Morningstar forecasts Qantas and Flight Centre will reach pre-covid metrics by fiscal 2024 as border restrictions ease and travel returns. But expect the route between now and then to be bumpy.
Flight Centre (ASX: FLT) will post another loss in fiscal 2021, but Morningstar senior equity analyst Brian Han says earnings will reach pre-covid levels by 2024. It’s a similar trajectory of recovery for Qantas (ASX: QAN), with domestic and international passenger capacity expected to reach pre-pandemic levels by 2022 and 2024, respectively.
But until then travel operators such as no-moat Qantas will be wedged between the virus and government attempts to suppress it, says Morningstar equity analyst Angus Hewitt.
“At this point, we anticipate a steady recovery in air travel demand, with international borders gradually reopening from late calendar 2021 and Qantas returning to profitability in fiscal 2022,” Hewitt says.
“However, we expect the recovery of air travel will prove highly volatile and we reiterate our very high uncertainty rating.”
Uncertainty returned this week, with Victoria announcing new covid restrictions, while other states such as Western Australia imposed domestic travel requirements in response.
Reopening concerns have dogged both Flight Centre and Qantas this year. Qantas ended Wednesday down 4.9 per cent year to date, after having been up 12 per cent in mid-March. Flight Centre had risen almost 24 per cent just before the end of Q1, before closing Wednesday down almost 6.9 per cent year to date.
Share price, Qantas and Flight Centre (YTD - 25 May)
Source: Morningstar Premium
But Han cautions against fixating on the “barbecue shopping habits of covid-19 patients” or “endless government projections”. Instead, keep the eventual reopening in mind, and those eager travellers waiting to get out.
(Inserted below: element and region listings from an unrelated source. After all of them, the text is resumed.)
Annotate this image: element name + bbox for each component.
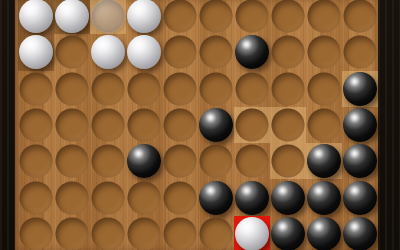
recess-hole (272, 0, 305, 33)
white-marble (19, 35, 53, 69)
recess-hole (20, 181, 53, 214)
recess-hole (56, 217, 89, 250)
recess-hole (20, 217, 53, 250)
cell-r7c8[interactable] (270, 216, 306, 250)
cell-r5c8[interactable] (270, 143, 306, 179)
recess-hole (236, 72, 269, 105)
cell-r3c10[interactable] (342, 71, 378, 107)
game-window (0, 0, 400, 250)
recess-hole (308, 0, 341, 33)
cell-r2c2[interactable] (54, 34, 90, 70)
black-marble (271, 217, 305, 250)
cell-r3c5[interactable] (162, 71, 198, 107)
black-marble (235, 181, 269, 215)
recess-hole (200, 72, 233, 105)
recess-hole (164, 217, 197, 250)
recess-hole (20, 145, 53, 178)
recess-hole (20, 72, 53, 105)
cell-r1c1[interactable] (18, 0, 54, 34)
recess-hole (128, 181, 161, 214)
recess-hole (164, 181, 197, 214)
recess-hole (272, 36, 305, 69)
cell-r7c1[interactable] (18, 216, 54, 250)
recess-hole (128, 108, 161, 141)
cell-r4c9[interactable] (306, 107, 342, 143)
black-marble (307, 181, 341, 215)
cell-r3c1[interactable] (18, 71, 54, 107)
black-marble (127, 144, 161, 178)
cell-r6c3[interactable] (90, 179, 126, 215)
recess-hole (272, 108, 305, 141)
cell-r7c3[interactable] (90, 216, 126, 250)
recess-hole (128, 217, 161, 250)
cell-r7c10[interactable] (342, 216, 378, 250)
cell-r1c10[interactable] (342, 0, 378, 34)
white-marble (235, 217, 269, 250)
cell-r7c6[interactable] (198, 216, 234, 250)
cell-r6c8[interactable] (270, 179, 306, 215)
recess-hole (308, 36, 341, 69)
cell-r3c2[interactable] (54, 71, 90, 107)
recess-hole (200, 217, 233, 250)
recess-hole (56, 108, 89, 141)
recess-hole (236, 0, 269, 33)
cell-r4c7[interactable] (234, 107, 270, 143)
recess-hole (56, 181, 89, 214)
cell-r5c2[interactable] (54, 143, 90, 179)
recess-hole (200, 145, 233, 178)
cell-r5c1[interactable] (18, 143, 54, 179)
recess-hole (92, 217, 125, 250)
cell-r7c9[interactable] (306, 216, 342, 250)
cell-r1c7[interactable] (234, 0, 270, 34)
recess-hole (164, 36, 197, 69)
cell-r2c4[interactable] (126, 34, 162, 70)
recess-hole (200, 0, 233, 33)
recess-hole (164, 72, 197, 105)
cell-r1c6[interactable] (198, 0, 234, 34)
recess-hole (164, 108, 197, 141)
cell-r2c6[interactable] (198, 34, 234, 70)
cell-r2c7[interactable] (234, 34, 270, 70)
cell-r5c4[interactable] (126, 143, 162, 179)
cell-r6c5[interactable] (162, 179, 198, 215)
cell-r4c6[interactable] (198, 107, 234, 143)
recess-hole (164, 0, 197, 33)
white-marble (91, 35, 125, 69)
black-marble (343, 72, 377, 106)
recess-hole (92, 108, 125, 141)
cell-r2c9[interactable] (306, 34, 342, 70)
recess-hole (128, 72, 161, 105)
cell-r6c9[interactable] (306, 179, 342, 215)
cell-r7c5[interactable] (162, 216, 198, 250)
recess-hole (236, 108, 269, 141)
recess-hole (308, 72, 341, 105)
cell-r5c6[interactable] (198, 143, 234, 179)
black-marble (343, 181, 377, 215)
cell-r5c5[interactable] (162, 143, 198, 179)
recess-hole (56, 72, 89, 105)
cell-r1c3[interactable] (90, 0, 126, 34)
cell-r1c9[interactable] (306, 0, 342, 34)
cell-r4c5[interactable] (162, 107, 198, 143)
cell-r5c10[interactable] (342, 143, 378, 179)
black-marble (235, 35, 269, 69)
cell-r3c8[interactable] (270, 71, 306, 107)
cell-r2c3[interactable] (90, 34, 126, 70)
recess-hole (56, 145, 89, 178)
cell-r4c8[interactable] (270, 107, 306, 143)
recess-hole (20, 108, 53, 141)
recess-hole (272, 145, 305, 178)
recess-hole (56, 36, 89, 69)
cell-r2c1[interactable] (18, 34, 54, 70)
black-marble (343, 217, 377, 250)
recess-hole (344, 0, 377, 33)
cell-r4c1[interactable] (18, 107, 54, 143)
black-marble (343, 108, 377, 142)
black-marble (199, 108, 233, 142)
cell-r6c4[interactable] (126, 179, 162, 215)
cell-r1c2[interactable] (54, 0, 90, 34)
recess-hole (344, 36, 377, 69)
recess-hole (92, 72, 125, 105)
cell-r4c10[interactable] (342, 107, 378, 143)
recess-hole (200, 36, 233, 69)
cell-r4c4[interactable] (126, 107, 162, 143)
cell-r6c1[interactable] (18, 179, 54, 215)
cell-r7c7[interactable] (234, 216, 270, 250)
white-marble (55, 0, 89, 33)
cell-r1c8[interactable] (270, 0, 306, 34)
white-marble (127, 0, 161, 33)
recess-hole (92, 181, 125, 214)
cell-r3c4[interactable] (126, 71, 162, 107)
recess-hole (92, 145, 125, 178)
black-marble (271, 181, 305, 215)
cell-r6c6[interactable] (198, 179, 234, 215)
cell-r4c2[interactable] (54, 107, 90, 143)
cell-r3c3[interactable] (90, 71, 126, 107)
cell-r7c2[interactable] (54, 216, 90, 250)
recess-hole (308, 108, 341, 141)
black-marble (199, 181, 233, 215)
recess-hole (164, 145, 197, 178)
cell-r5c3[interactable] (90, 143, 126, 179)
cell-r1c4[interactable] (126, 0, 162, 34)
white-marble (19, 0, 53, 33)
black-marble (307, 144, 341, 178)
cell-r5c9[interactable] (306, 143, 342, 179)
cell-r3c6[interactable] (198, 71, 234, 107)
recess-hole (236, 145, 269, 178)
black-marble (343, 144, 377, 178)
cell-r1c5[interactable] (162, 0, 198, 34)
board (15, 0, 378, 250)
cell-r3c9[interactable] (306, 71, 342, 107)
cell-r4c3[interactable] (90, 107, 126, 143)
recess-hole (272, 72, 305, 105)
white-marble (127, 35, 161, 69)
black-marble (307, 217, 341, 250)
cell-r6c10[interactable] (342, 179, 378, 215)
cell-r6c2[interactable] (54, 179, 90, 215)
ghost-white-marble (91, 0, 125, 33)
cell-r6c7[interactable] (234, 179, 270, 215)
cell-r2c10[interactable] (342, 34, 378, 70)
cell-r7c4[interactable] (126, 216, 162, 250)
cell-r2c5[interactable] (162, 34, 198, 70)
cell-r5c7[interactable] (234, 143, 270, 179)
cell-r3c7[interactable] (234, 71, 270, 107)
cell-r2c8[interactable] (270, 34, 306, 70)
“We see such a reactive, short-term exercise as futile in estimating the longer-term earnings potential of Flight Centre,” he says
“We prefer to pay attention to the sheer pent-up demand for travel, among corporate and leisure consumers, and its longer-term normalisation.”
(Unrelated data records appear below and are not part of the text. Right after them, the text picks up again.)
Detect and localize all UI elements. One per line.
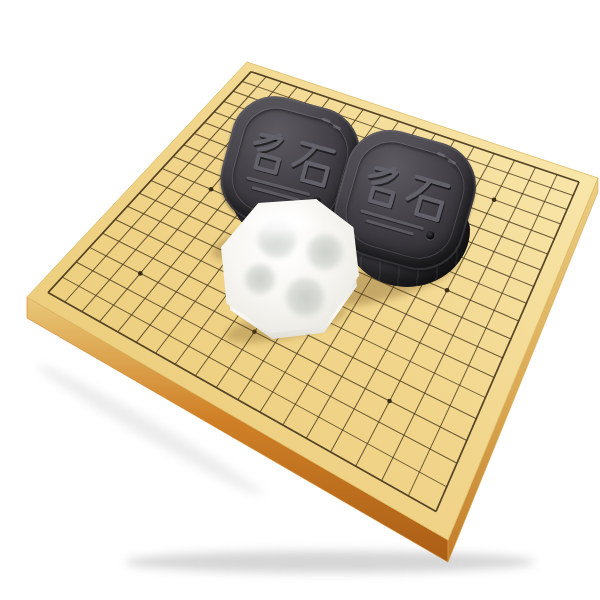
white-stone-box[interactable]: [219, 199, 361, 341]
stone-box-lid[interactable]: [221, 199, 359, 333]
go-set-photo: [0, 0, 600, 600]
stone-ghost: [305, 233, 345, 271]
stone-ghost: [283, 277, 327, 317]
stone-ghost: [243, 263, 277, 295]
highlight: [247, 207, 317, 237]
Han and Hewitt have maintained their fair value estimates for Qantas and Flight Centre. Qantas closed Wednesday $4.67, slightly off the $5 fair value estimate. The airline has a “very high” uncertainty rating. Flight Centre closed Wednesday $14.89, a 17 per cent discount on the fair value estimate of $18.
Passenger traffic through Sydney airport (April 2020 – April 2021)
Source: Sydney Airport
A return to profit
Both firms are expected to burn cash until fiscal 2022, by which time profits are forecast to return.
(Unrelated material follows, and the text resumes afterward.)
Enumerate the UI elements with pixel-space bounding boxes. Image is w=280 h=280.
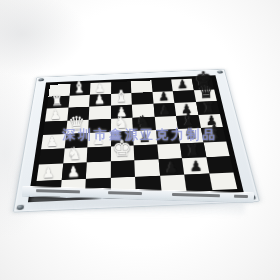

For Qantas, Hewitt anticipates a fiscal 2021 pre-tax loss of $2.2 billion. In the case of Flight Centre, one of the largest travel agencies in the world, Han expects it to lose about $496 million pretax, nearly even with its fiscal 2020 loss.
But capital raising in 2020 means both firms have sufficient liquidity to hold out until they’re back in the black.
The return of domestic travel will help both firms back to profit. Hewitt expects Qantas to fully recover domestic capacity by fiscal 2022.
Already this quarter, domestic capacity for the airline is running at 95 per cent of pre-covid levels. Qantas usually takes about two-thirds of the domestic market.
Domestic passenger traffic at Sydney airport is up 33 per cent in April versus March, according to data from Sydney Airport. Monthly traffic is now 75.2 per cent of the pre-covid level, up from 49 per cent in March, 29 per cent in February.
“This illustrates the willingness to travel when borders open, despite the risk of snap lockdowns,” says Han.